Simplistic? Maybe, but so too was the President’s campaign promise. And this approach allows us to see just how badly that promise fell short of the mark. Between 2014 and 2022, the increase in national health spending (which the Medicare actuaries specifically attribute to the law) amounts to $7,450 per family of 4.
Uh huh. So again, I ask, who bought into the $2500 savings? And how many times do you have to slam your hand in a car door before you realize it hurts? By the way, don't really do that. The cost of fixing that hand will be too much.

Some of the Obamazombies have been already claiming that Obamacare has slowed down health care costs since its inception.
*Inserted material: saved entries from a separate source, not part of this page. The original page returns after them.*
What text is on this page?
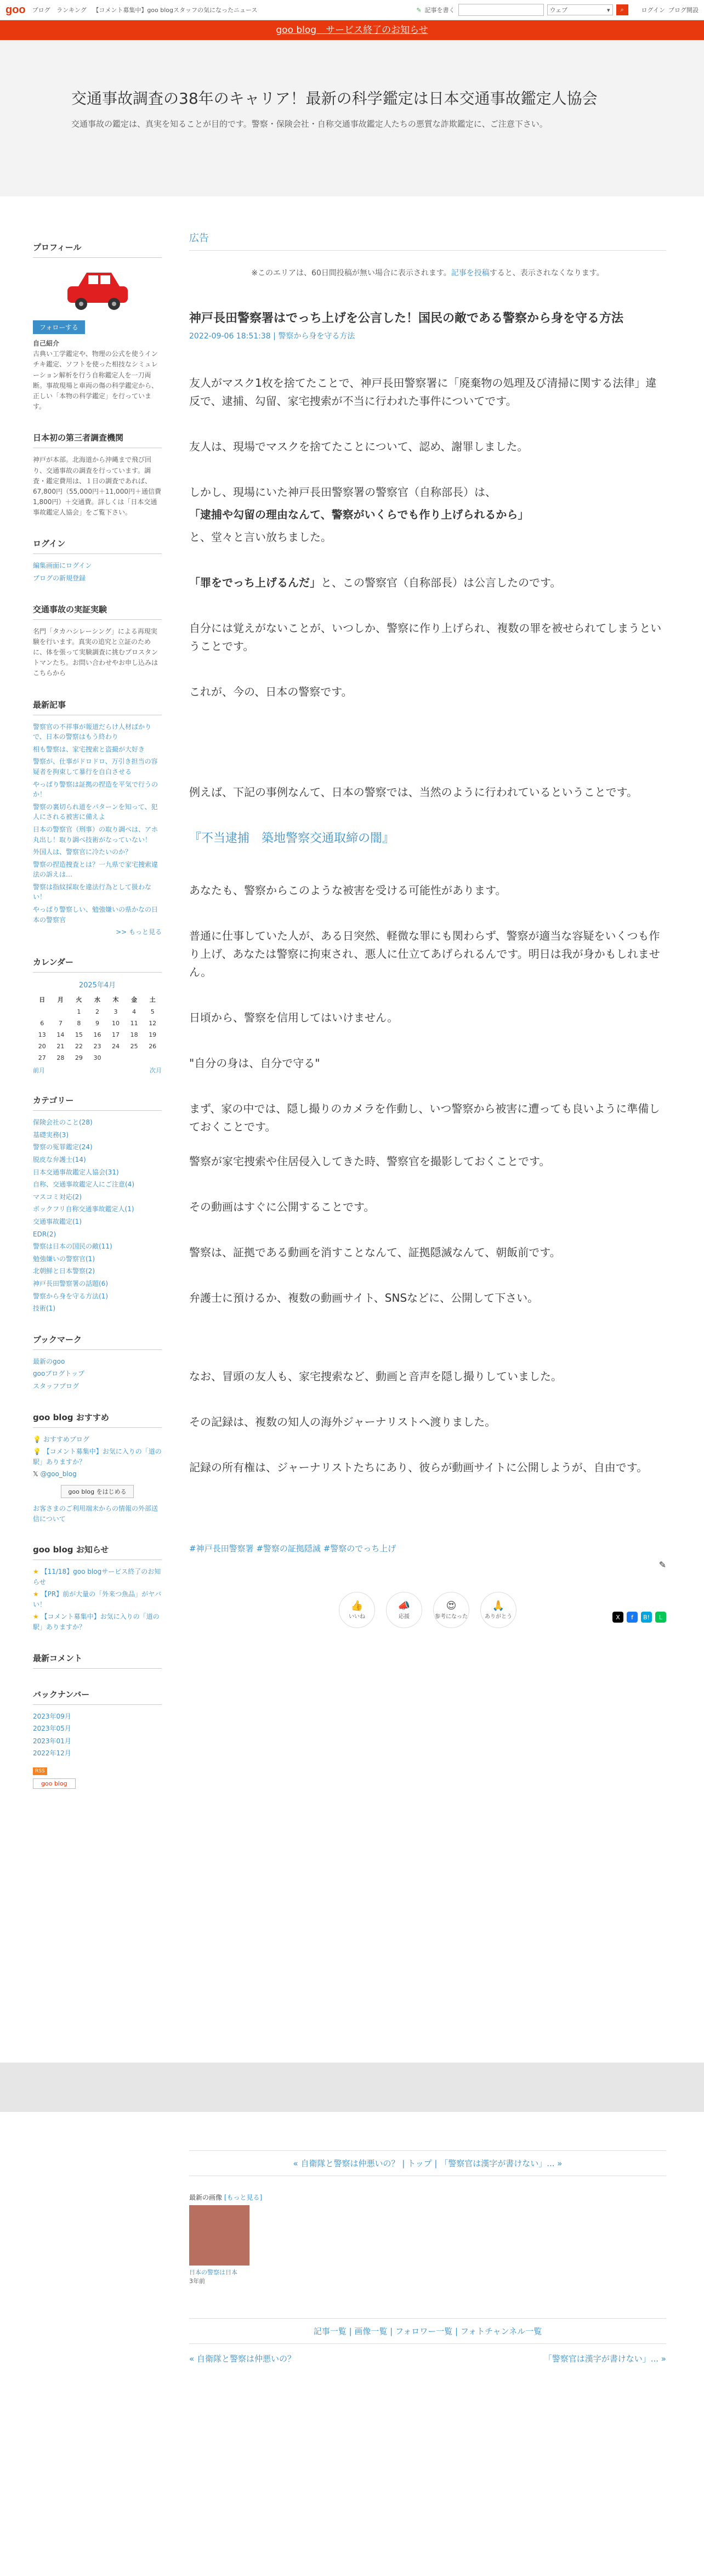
goo ブログ ランキング 【コメント募集中】goo blogスタッフの気になったニュース	✎ 記事を書く	ウェブ	▾ ⌕	ログイン ブログ開設
goo blog　サービス終了のお知らせ
交通事故調査の38年のキャリア！最新の科学鑑定は日本交通事故鑑定人協会
交通事故の鑑定は、真実を知ることが目的です。警察・保険会社・自称交通事故鑑定人たちの悪質な詐欺鑑定に、ご注意下さい。
プロフィール
フォローする
自己紹介
古典い工学鑑定や、物理の公式を使うインチキ鑑定、ソフトを使った相技なシミュレーション解析を行う自称鑑定人を一刀両断。事故現場と車両の傷の科学鑑定から、正しい「本物の科学鑑定」を行っています。
日本初の第三者調査機関
神戸が本部。北海道から沖縄まで飛び回り、交通事故の調査を行っています。調査・鑑定費用は、１日の調査であれば、67,800円（55,000円＋11,000円＋通信費1,800円）＋交通費。詳しくは「日本交通事故鑑定人協会」をご覧下さい。
ログイン
編集画面にログイン
ブログの新規登録
交通事故の実証実験
名門「タカハシレーシング」による再現実験を行います。真実の追究と立証のために、体を張って実験調査に挑むプロスタントマンたち。お問い合わせやお申し込みはこちらから
最新記事
警察官の不祥事が報道だらけ人材ばかりで、日本の警察はもう終わり
相も警察は、家宅捜索と盗撮が大好き
警察が、仕事がドロドロ、万引き担当の容疑者を拘束して暴行を自白させる
やっぱり警察は証拠の捏造を平気で行うのか！
警察の裏切られ道をパターンを知って、犯人にされる被害に備えよ
日本の警察官（刑事）の取り調べは、アホ丸出し！取り調べ技術がなっていない！
外国人は、警察官に冷たいのか？
警察の捏造捜査とは？一九県で家宅捜索違法の訴えは…
警察は指紋採取を違法行為として扱わない！
やっぱり警察しい、勉強嫌いの県かなの日本の警察官
>> もっと見る
カレンダー
2025年4月
日	月	火	水	木	金	土
		1	2	3	4	5
6	7	8	9	10	11	12
13	14	15	16	17	18	19
20	21	22	23	24	25	26
27	28	29	30			
前月	次月
カテゴリー
保険会社のこと(28)
基礎実務(3)
警察の冤罪鑑定(24)
脱皮な弁護士(14)
日本交通事故鑑定人協会(31)
自称、交通事故鑑定人にご注意(4)
マスコミ対応(2)
ボックフリ自称交通事故鑑定人(1)
交通事故鑑定(1)
EDR(2)
警察は日本の国民の敵(11)
勉強嫌いの警察官(1)
北朝鮮と日本警察(2)
神戸長田警察署の話題(6)
警察から身を守る方法(1)
技術(1)
ブックマーク
最新のgoo
gooブログトップ
スタッフブログ
goo blog おすすめ
💡 おすすめブログ
💡 【コメント募集中】お気に入りの「道の駅」ありますか？
𝕏 @goo_blog
goo blog をはじめる
お客さまのご利用端末からの情報の外部送信について
goo blog お知らせ
★ 【11/18】goo blogサービス終了のお知らせ
★ 【PR】前が大量の「外来つ魚品」がヤバい！
★ 【コメント募集中】お気に入りの「道の駅」ありますか？
最新コメント
バックナンバー
2023年09月
2023年05月
2023年01月
2022年12月
RSS
goo blog
広告
※このエリアは、60日間投稿が無い場合に表示されます。記事を投稿すると、表示されなくなります。
神戸長田警察署はでっち上げを公言した！国民の敵である警察から身を守る方法
2022-09-06 18:51:38 | 警察から身を守る方法

友人がマスク1枚を捨てたことで、神戸長田警察署に「廃棄物の処理及び清掃に関する法律」違反で、逮捕、勾留、家宅捜索が不当に行われた事件についてです。

友人は、現場でマスクを捨てたことについて、認め、謝罪しました。

しかし、現場にいた神戸長田警察署の警察官（自称部長）は、

「逮捕や勾留の理由なんて、警察がいくらでも作り上げられるから」

と、堂々と言い放ちました。

「罪をでっち上げるんだ」と、この警察官（自称部長）は公言したのです。

自分には覚えがないことが、いつしか、警察に作り上げられ、複数の罪を被せられてしまうということです。

これが、今の、日本の警察です。

例えば、下記の事例なんて、日本の警察では、当然のように行われているということです。

『不当逮捕　築地警察交通取締の闇』

あなたも、警察からこのような被害を受ける可能性があります。

普通に仕事していた人が、ある日突然、軽微な罪にも関わらず、警察が適当な容疑をいくつも作り上げ、あなたは警察に拘束され、悪人に仕立てあげられるんです。明日は我が身かもしれません。

日頃から、警察を信用してはいけません。

"自分の身は、自分で守る"

まず、家の中では、隠し撮りのカメラを作動し、いつ警察から被害に遭っても良いように準備しておくことです。

警察が家宅捜索や住居侵入してきた時、警察官を撮影しておくことです。

その動画はすぐに公開することです。

警察は、証拠である動画を消すことなんて、証拠隠滅なんて、朝飯前です。

弁護士に預けるか、複数の動画サイト、SNSなどに、公開して下さい。

なお、冒頭の友人も、家宅捜索など、動画と音声を隠し撮りしていました。

その記録は、複数の知人の海外ジャーナリストへ渡りました。

記録の所有権は、ジャーナリストたちにあり、彼らが動画サイトに公開しようが、自由です。

#神戸長田警察署 #警察の証拠隠滅 #警察のでっち上げ
✎
👍
いいね
📣
応援
😍
参考になった
🙏
ありがとう	X	f	B!	L
« 自衛隊と警察は仲悪いの？ | トップ | 「警察官は漢字が書けない」... »
最新の画像 [もっと見る]
日本の警察は日本
3年前
記事一覧 | 画像一覧 | フォロワー一覧 | フォトチャンネル一覧
« 自衛隊と警察は仲悪いの？	「警察官は漢字が書けない」... »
Impressive since nothing has really taken effect until this year and the lion's share of the law kicks in this month. But correlation has always indicated causality in their minds. Problem is:
An important takeaway from these new projections is that the CMS Office of the Actuary finds no evidence to link the 2010 health care law to the recent slowdown in health care cost escalation. Indeed, the authors of the projections make it clear that the slowdown is not out of line with the historical link between health spending growth and economic conditions (emphasis added).
Ah, oh. Whoops. So sure, if people have no jobs and no money, they probably aren't going to the doctor as much and getting as many prescriptions. Anyone want to hazard a guess what's going to happen in 2014? Oh boy I can't wait.

When you pass a law that is 20,000+ pages, there is no way that this doesn't put a burden on everything it touches. How can it NOT increase costs?

ObamaCare. How many trees died for this? How many people will die for this?